2. Obvious parallels can be drawn between this imaginary scenario and the current situation in cognitive science. First, the similarities in the architecture of the various cortical areas seem to outweigh the differences between the different areas (Braitenberg, 1977). Second, thanks to multidisciplinary studies combining computational modeling with psychophysical research and animal neurophysiology, the current understanding of vision is at a stage where integrated theories of higher visual functions such as recognition can be advanced and tested. This makes the workings of the "vision organ" of primates clearer, at least in comparison with the workings of other cognitive faculties.

3. What are the implications of the uniformity of cortical architecture, and of the anatomical and functional knowledge gained through the advances in vision research, for the development of a theory of human language? It is important to realize that a parallel between vision and language is only useful insofar as it can be shown that both vision and language are supported DIRECTLY by the fine-grained distributed architecture found in the brain, and that neither of the two functions needs a "virtual machine" of the kind presumably involved in the human ability to do abstract logic.

4. In vision, the efforts to understand what has been regarded until recently as mere "implementational details" intensify as the architecture-oriented approach proves more and more productive and theories begin to emerge that are phrased in terms of receptive fields, maps, and other notions from the lexicon of neurobiology. In linguistics, the "connectionist" challenge is being met differently, if at all. Major drives towards conceptual change here are the difficulty in imagining how abstract rules can be embodied in a brain-like architecture and the lack of empirical evidence for the psychological reality of such rules (NOTE #1).

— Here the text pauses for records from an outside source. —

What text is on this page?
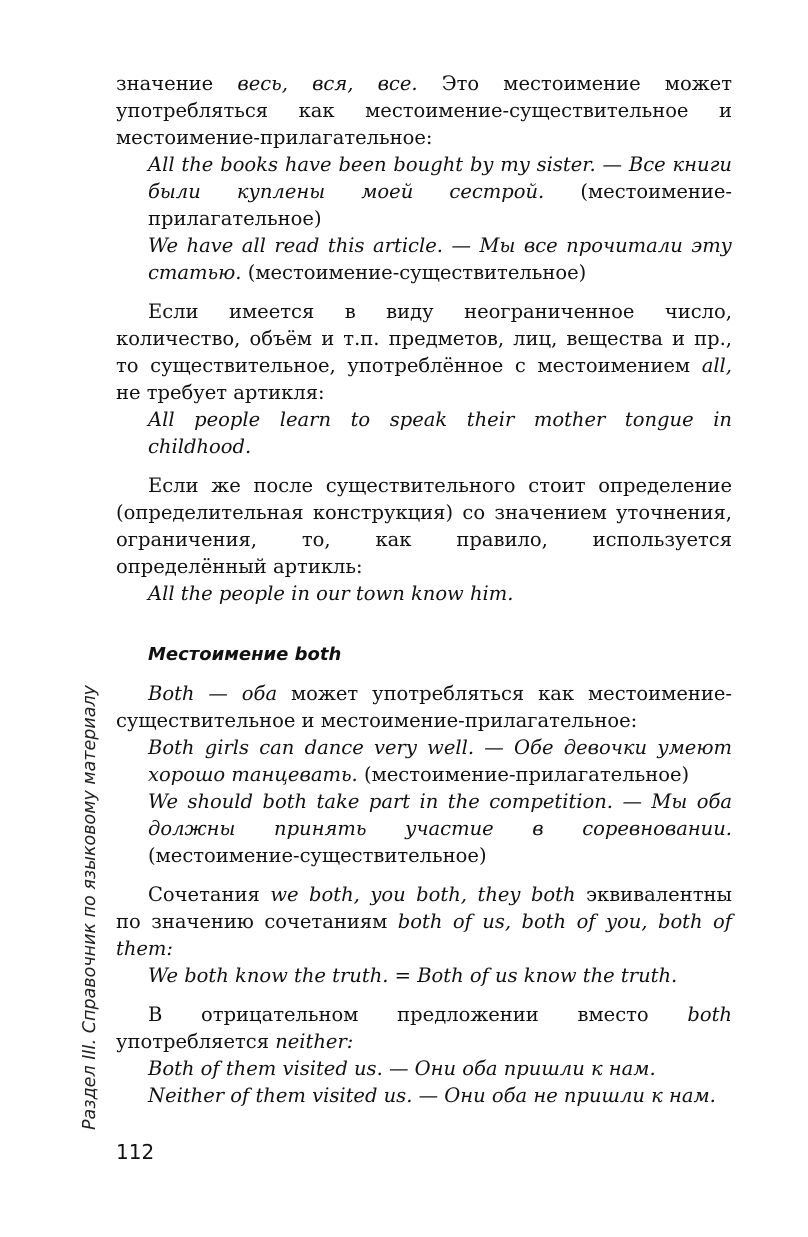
Раздел III. Справочник по языковому материалу

значение весь, вся, все. Это местоимение может употребляться как местоимение-существительное и местоимение-прилагательное:

All the books have been bought by my sister. — Все книги были куплены моей сестрой. (местоимение-прилагательное)

We have all read this article. — Мы все прочитали эту статью. (местоимение-существительное)

Если имеется в виду неограниченное число, количество, объём и т.п. предметов, лиц, вещества и пр., то существительное, употреблённое с местоимением all, не требует артикля:

All people learn to speak their mother tongue in childhood.

Если же после существительного стоит определение (определительная конструкция) со значением уточнения, ограничения, то, как правило, используется определённый артикль:

All the people in our town know him.

Местоимение both

Both — оба может употребляться как местоимение-существительное и местоимение-прилагательное:

Both girls can dance very well. — Обе девочки умеют хорошо танцевать. (местоимение-прилагательное)

We should both take part in the competition. — Мы оба должны принять участие в соревновании. (местоимение-существительное)

Сочетания we both, you both, they both эквивалентны по значению сочетаниям both of us, both of you, both of them:

We both know the truth. = Both of us know the truth.

В отрицательном предложении вместо both употребляется neither:

Both of them visited us. — Они оба пришли к нам.

Neither of them visited us. — Они оба не пришли к нам.

112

The straightforward approach to the bridging of this gap, based on the notions of a virtual machine and of simulated symbolic computation (Ajjanagadde and Shastri, 1991), may well prevail in the end, but if it does, then few, if any, insights from vision would be applicable to the understanding of language.

5. Another, subsymbolic, approach, of which Miikkulainen's (1993) DISCERN system is an example, aims to show that complex linguistic tasks can be performed using the very same machinery used for years in models of vision: receptive fields, maps, etc. Despite the understandably limited extent of DISCERN's domain of operation, the success of the system in the task it faced bodes well for the idea of grounding a unified cognitive science in biological reality.

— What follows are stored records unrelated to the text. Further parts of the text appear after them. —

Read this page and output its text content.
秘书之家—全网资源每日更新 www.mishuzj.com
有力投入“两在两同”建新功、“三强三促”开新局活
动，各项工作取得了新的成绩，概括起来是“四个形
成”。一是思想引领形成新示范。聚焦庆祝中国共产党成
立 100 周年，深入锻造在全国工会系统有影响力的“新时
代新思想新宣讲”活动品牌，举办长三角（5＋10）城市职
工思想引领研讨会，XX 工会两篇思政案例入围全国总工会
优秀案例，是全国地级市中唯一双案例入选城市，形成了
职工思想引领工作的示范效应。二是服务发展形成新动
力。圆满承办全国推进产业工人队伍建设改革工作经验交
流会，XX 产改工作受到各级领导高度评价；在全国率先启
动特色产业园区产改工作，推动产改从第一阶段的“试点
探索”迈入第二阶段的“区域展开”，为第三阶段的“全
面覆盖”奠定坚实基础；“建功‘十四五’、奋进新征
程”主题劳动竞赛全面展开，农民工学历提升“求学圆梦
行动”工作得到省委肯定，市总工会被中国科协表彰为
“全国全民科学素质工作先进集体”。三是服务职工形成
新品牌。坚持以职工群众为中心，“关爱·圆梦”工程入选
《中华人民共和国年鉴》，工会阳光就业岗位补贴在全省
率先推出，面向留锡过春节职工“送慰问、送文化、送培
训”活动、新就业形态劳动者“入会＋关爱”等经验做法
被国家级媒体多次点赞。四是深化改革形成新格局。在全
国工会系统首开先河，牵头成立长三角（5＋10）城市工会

6. Biological considerations lead to analogies between vision and language that are quite different from those usually found in the literature. For example, Carroll and Bever (1976, p.339), stress the discrepancy between the two-dimensional nature of the retinal stimulus and the three-dimensional nature of the world, and liken the knowledge of perspective geometry (presumably necessary to recover the 3D world from the 2D images) to the knowledge of the syntactic rules (presumably necessary for the recovery of linguistic structure). A similar preoccupation with perspective geometry is found in Miller (1962), who writes that "just as the student of space perception must have a good understanding of projective geometry, so a student of psycholinguistics must have a good understanding of grammar" (p.756).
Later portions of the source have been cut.